While Asheville makes a perfect weekend getaway, consider taking an extra day or two to explore the surrounding area. Within two hours or fewer, travelers will find themselves in quaint small towns, taking in stunning nature, visiting more craft breweries, or testing their outdoor adventure skills. These day trips give you a deeper look into the regional culture.
Greenville, South Carolina — A favorite day trip from Asheville for beer enthusiasts, Greenville, South Carolina, is just over an hour’s drive. With beer tours that run in both cities over the course of two days, it’s easy to see why and how the two foothills cities are a perfect match for sampling brews. With a diverse and flavorful food scene and rich arts culture, Greenville is the total package.
If you only have a day, spend some time along the Swamp Rabbit Trail, shop the downtown storefronts and, by all means, eat and drink well. Check the Peace Center’s calendar to catch a big-name concert or play. Road cyclists will find a plethora of routes to ride. Draw inspiration from one of the country’s only female-forward cycling shops or the hotel of former Tour de France cyclist and Lance Armstrong teammate George Hincapie.
Brevard, North Carolina — Roughly a 45-minute drive from downtown Asheville, Brevard, North Carolina, is an idyllic stop with small-town charm. From its single-screen movie theater and old-fashioned soda shop to its Brevard Music Festival, which has drawn acclaimed artists like Yo Yo Ma, this Asheville suburb is a perfect escape from the city.

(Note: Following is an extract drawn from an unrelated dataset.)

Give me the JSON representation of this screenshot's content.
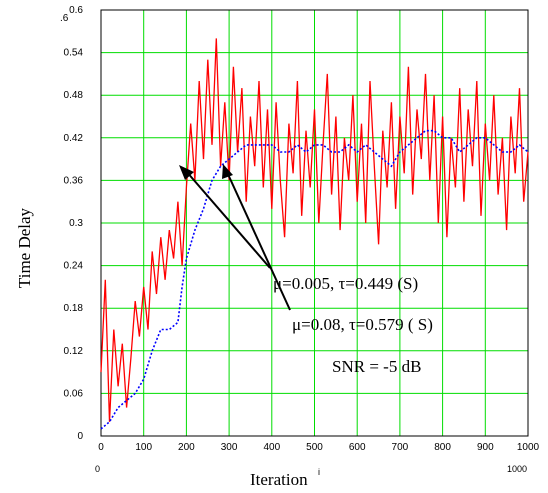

From delectable pastries at Blue Ridge Bakery and sweet treats at Downtown Chocolates to freshly roasted coffee at The Brown Bean Coffee Roasters and new brews at the city’s Oskar Blues location, Brevard offers up more than enough ways to indulge. While the town is a fun stop any time of year, thanks to its shops and excellent dining, go during the music festival to catch world-class acts. Be sure to stop in Mills River when driving in from Asheville for the Creamery’s locally sourced ice cream and homemade cheeses.
Chimney Rock State Park — North Carolina has no shortage of amazing views and parks to preserve them, but Chimney Rock State Park is the newest park in the state. It has brand new facilities to welcome visitors and is just under an hour’s drive from Asheville, making it a must-stop for outdoor enthusiasts.

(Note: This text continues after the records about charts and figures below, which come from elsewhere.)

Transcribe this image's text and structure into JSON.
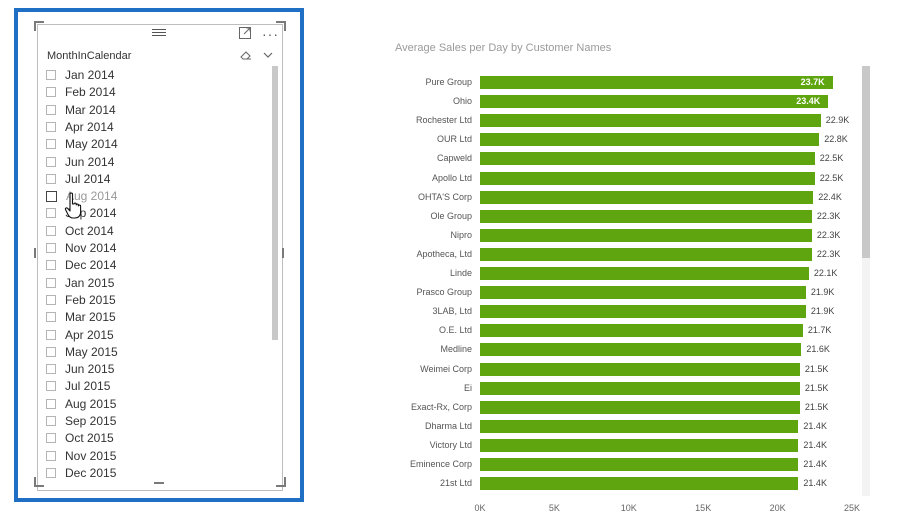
{
  "slicer": {
    "title": "MonthInCalendar",
    "focus_icon": "focus-mode-icon",
    "more_icon": "more-options-icon",
    "clear_icon": "eraser-icon",
    "dropdown_icon": "chevron-down-icon",
    "hovered_item_index": 7,
    "items": [
      "Jan 2014",
      "Feb 2014",
      "Mar 2014",
      "Apr 2014",
      "May 2014",
      "Jun 2014",
      "Jul 2014",
      "Aug 2014",
      "Sep 2014",
      "Oct 2014",
      "Nov 2014",
      "Dec 2014",
      "Jan 2015",
      "Feb 2015",
      "Mar 2015",
      "Apr 2015",
      "May 2015",
      "Jun 2015",
      "Jul 2015",
      "Aug 2015",
      "Sep 2015",
      "Oct 2015",
      "Nov 2015",
      "Dec 2015"
    ],
    "accent_color": "#1f6fc5"
  },
  "chart_data": {
    "type": "bar",
    "orientation": "horizontal",
    "title": "Average Sales per Day by Customer Names",
    "xlabel": "",
    "ylabel": "",
    "categories": [
      "Pure Group",
      "Ohio",
      "Rochester Ltd",
      "OUR Ltd",
      "Capweld",
      "Apollo Ltd",
      "OHTA'S Corp",
      "Ole Group",
      "Nipro",
      "Apotheca, Ltd",
      "Linde",
      "Prasco Group",
      "3LAB, Ltd",
      "O.E. Ltd",
      "Medline",
      "Weimei Corp",
      "Ei",
      "Exact-Rx, Corp",
      "Dharma Ltd",
      "Victory Ltd",
      "Eminence Corp",
      "21st Ltd"
    ],
    "values": [
      23700,
      23400,
      22900,
      22800,
      22500,
      22500,
      22400,
      22300,
      22300,
      22300,
      22100,
      21900,
      21900,
      21700,
      21600,
      21500,
      21500,
      21500,
      21400,
      21400,
      21400,
      21400
    ],
    "data_labels": [
      "23.7K",
      "23.4K",
      "22.9K",
      "22.8K",
      "22.5K",
      "22.5K",
      "22.4K",
      "22.3K",
      "22.3K",
      "22.3K",
      "22.1K",
      "21.9K",
      "21.9K",
      "21.7K",
      "21.6K",
      "21.5K",
      "21.5K",
      "21.5K",
      "21.4K",
      "21.4K",
      "21.4K",
      "21.4K"
    ],
    "xlim": [
      0,
      25000
    ],
    "xticks": [
      0,
      5000,
      10000,
      15000,
      20000,
      25000
    ],
    "xtick_labels": [
      "0K",
      "5K",
      "10K",
      "15K",
      "20K",
      "25K"
    ],
    "inside_label_count": 2,
    "bar_color": "#5fa50f",
    "grid": false
  }
}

Hikers have many trails to choose from to reach the top of the “chimney rocks,” but for a more exhilarating ascent, try rock climbing instead. Animal discover programs and live music will please families, and the park and its activities are fun regardless of weather. Nonetheless, check the forecast before you go; on a clear day you can see all of the states neighboring North Carolina from the top of the chimney rocks.
Great Smoky Mountains National Park — Though a somewhat longer drive, the Great Smoky Mountains National Park by Gatlinburg, Tennessee, is worth the two-hour jaunt. A UNESCO World Heritage site and the most-visited national park in the United States (take that, Yellowstone), the lushly forested, seemingly endless Great Smoky Mountains are a stunning sight to see.

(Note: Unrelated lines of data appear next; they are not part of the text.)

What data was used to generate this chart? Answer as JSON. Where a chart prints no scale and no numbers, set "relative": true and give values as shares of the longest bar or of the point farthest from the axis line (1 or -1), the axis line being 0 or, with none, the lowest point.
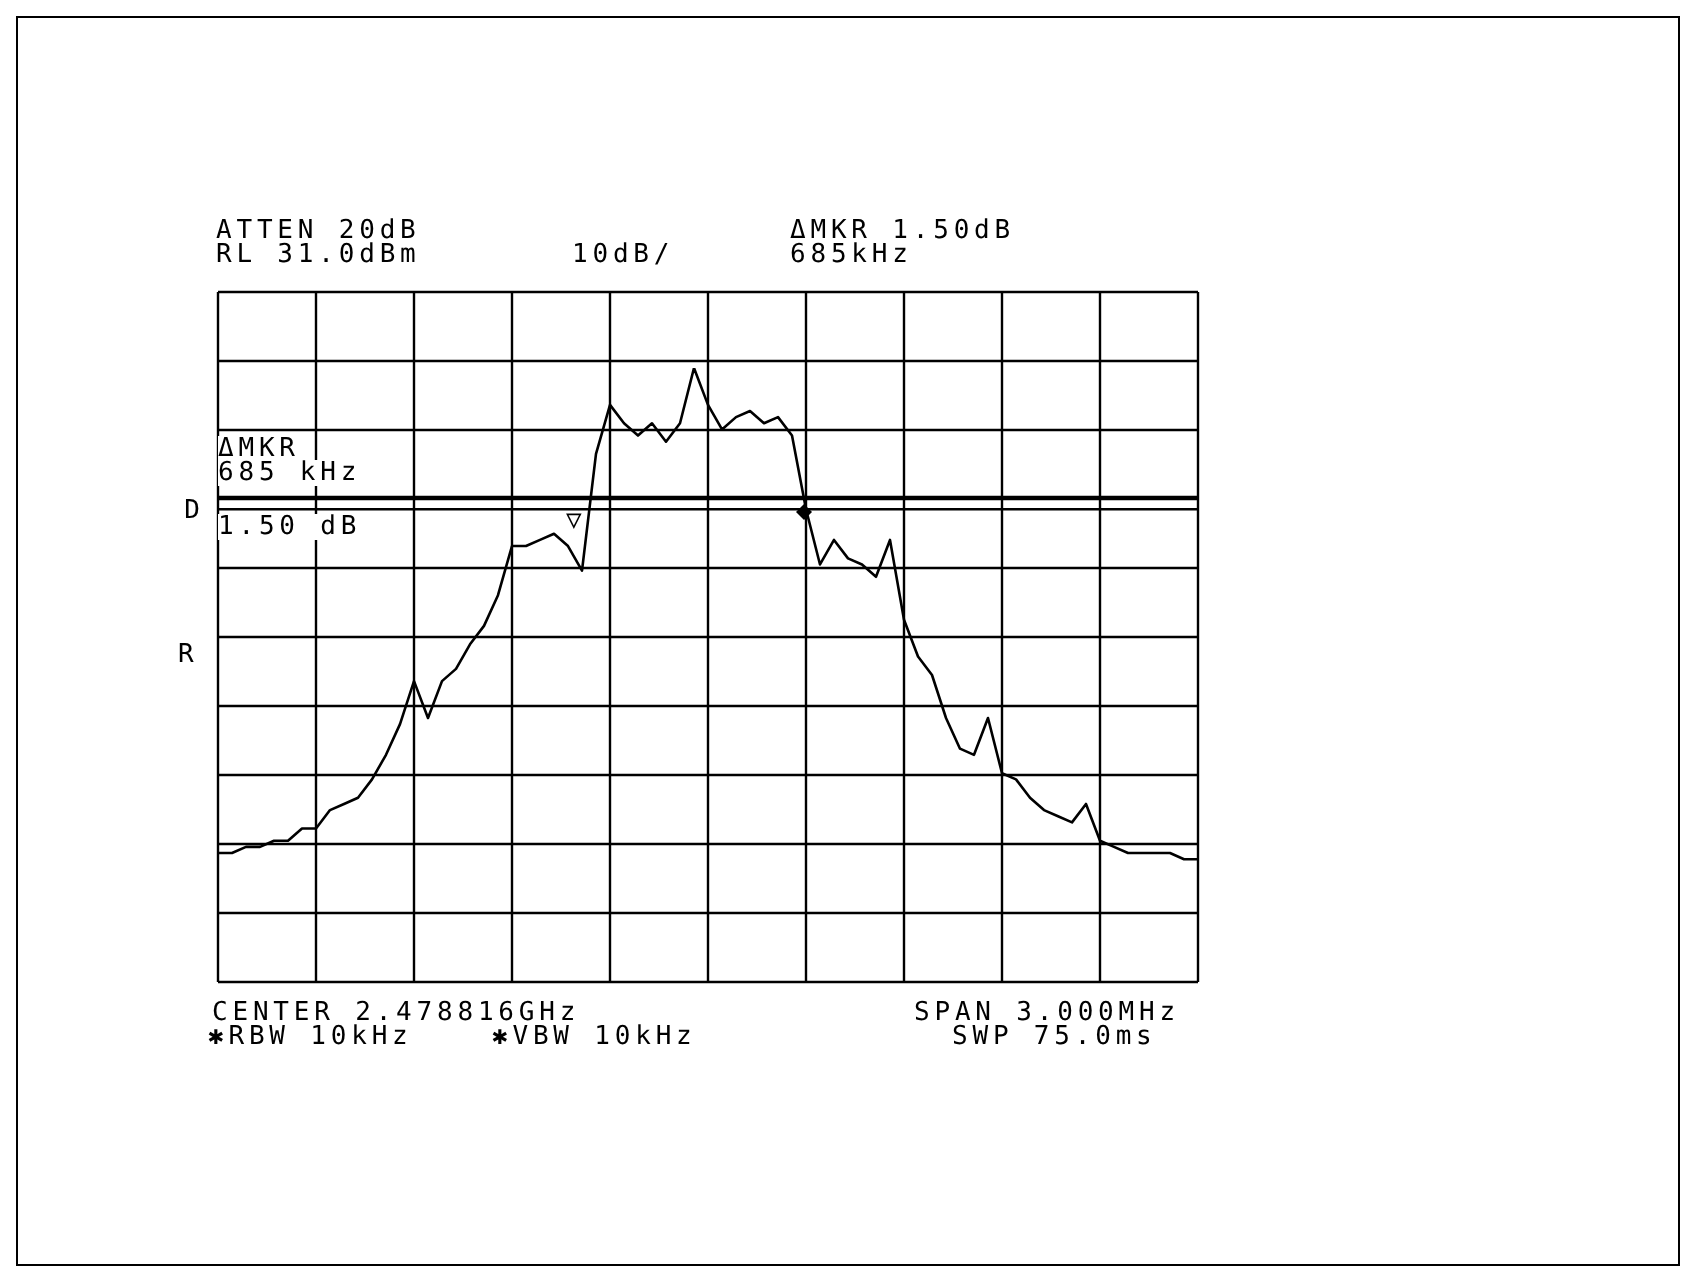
{
  "chart_data": {
    "type": "line",
    "relative": true,
    "grid": true,
    "categories": [
      null,
      null,
      null,
      null,
      null,
      null,
      null,
      null,
      null,
      null,
      null,
      null,
      null,
      null,
      null,
      null,
      null,
      null,
      null,
      null,
      null,
      null,
      null,
      null,
      null,
      null,
      null,
      null,
      null,
      null,
      null,
      null,
      null,
      null,
      null,
      null,
      null,
      null,
      null,
      null,
      null,
      null,
      null,
      null,
      null,
      null,
      null,
      null,
      null,
      null,
      null,
      null,
      null,
      null,
      null,
      null,
      null,
      null,
      null,
      null,
      null,
      null,
      null,
      null,
      null,
      null,
      null,
      null,
      null,
      null,
      null
    ],
    "series": [
      {
        "color": "#000000",
        "values": [
          0.21,
          0.21,
          0.22,
          0.22,
          0.23,
          0.23,
          0.25,
          0.25,
          0.28,
          0.29,
          0.3,
          0.33,
          0.37,
          0.42,
          0.49,
          0.43,
          0.49,
          0.51,
          0.55,
          0.58,
          0.63,
          0.71,
          0.71,
          0.72,
          0.73,
          0.71,
          0.67,
          0.86,
          0.94,
          0.91,
          0.89,
          0.91,
          0.88,
          0.91,
          1.0,
          0.94,
          0.9,
          0.92,
          0.93,
          0.91,
          0.92,
          0.89,
          0.77,
          0.68,
          0.72,
          0.69,
          0.68,
          0.66,
          0.72,
          0.59,
          0.53,
          0.5,
          0.43,
          0.38,
          0.37,
          0.43,
          0.34,
          0.33,
          0.3,
          0.28,
          0.27,
          0.26,
          0.29,
          0.23,
          0.22,
          0.21,
          0.21,
          0.21,
          0.21,
          0.2,
          0.2
        ]
      }
    ],
    "ref_lines": [
      {
        "axis": "y",
        "value": 0.79,
        "color": "#000000"
      },
      {
        "axis": "y",
        "value": 0.77,
        "label": "D",
        "color": "#000000"
      }
    ],
    "annotations": [
      "ATTEN 20dB",
      "RL 31.0dBm",
      "10dB/",
      "ΔMKR 1.50dB",
      "685kHz",
      "ΔMKR",
      "685 kHz",
      "1.50 dB",
      "R",
      "CENTER 2.478816GHz",
      "SPAN 3.000MHz",
      "✱RBW 10kHz",
      "✱VBW 10kHz",
      "SWP 75.0ms",
      "▽"
    ]
  }
}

While fall draws a larger crowd, the autumnal leaves are vibrant. Orient yourself at the Sugarlands Visitors Center, where you can watch a 20-minute film, pick up a free map at the plant and animal museum, or purchase a guidebook at the bookstore. Come with questions as the ranger-staff facility provides a wealth of information to visitors. Though quite touristy, the town of Gatlinburg also offers tons of shopping, dining, and overnight options for travelers hoping to do more than take in views.
Cherokee, North Carolina — Just south of the Great Smoky Mountains National Park and an hour’s drive from Asheville, the town of Cherokee works to preserve and remember the traditions and customs of the Cherokee Native Americans who once lived there. From the Museum of the Cherokee Indian and the Oconaluftee Indian Center to the Cherokee “living museum” that is the Oconaluftee Indian Village, operated by the Cherokee Historical Association, there are plenty of ways to learn about Appalachian Native American heritage. The exhibits, which stretch back to the Paleo period (11,000 BC), are fascinating. You can also browse the museum’s calendar for any special events during your visit.
Lake Lure — While Lake Lure offers up more opportunities for outdoor activities during the summer months, visiting in winter is also enjoyable. It has a zip-line that runs alongside the mountains through the forest canopy, kayaks that you can rent to explore the lake’s shores from the water, and slow or fast-paced boat tours. Located only 45-minutes from Asheville, Lake Lure is an ideal summer escape although it can be quite busy. Southern summers can be brutally hot and humid, even in the mountains at lower elevations — so use this day trip as an opportunity to cool off with a swim or while enjoying water sports.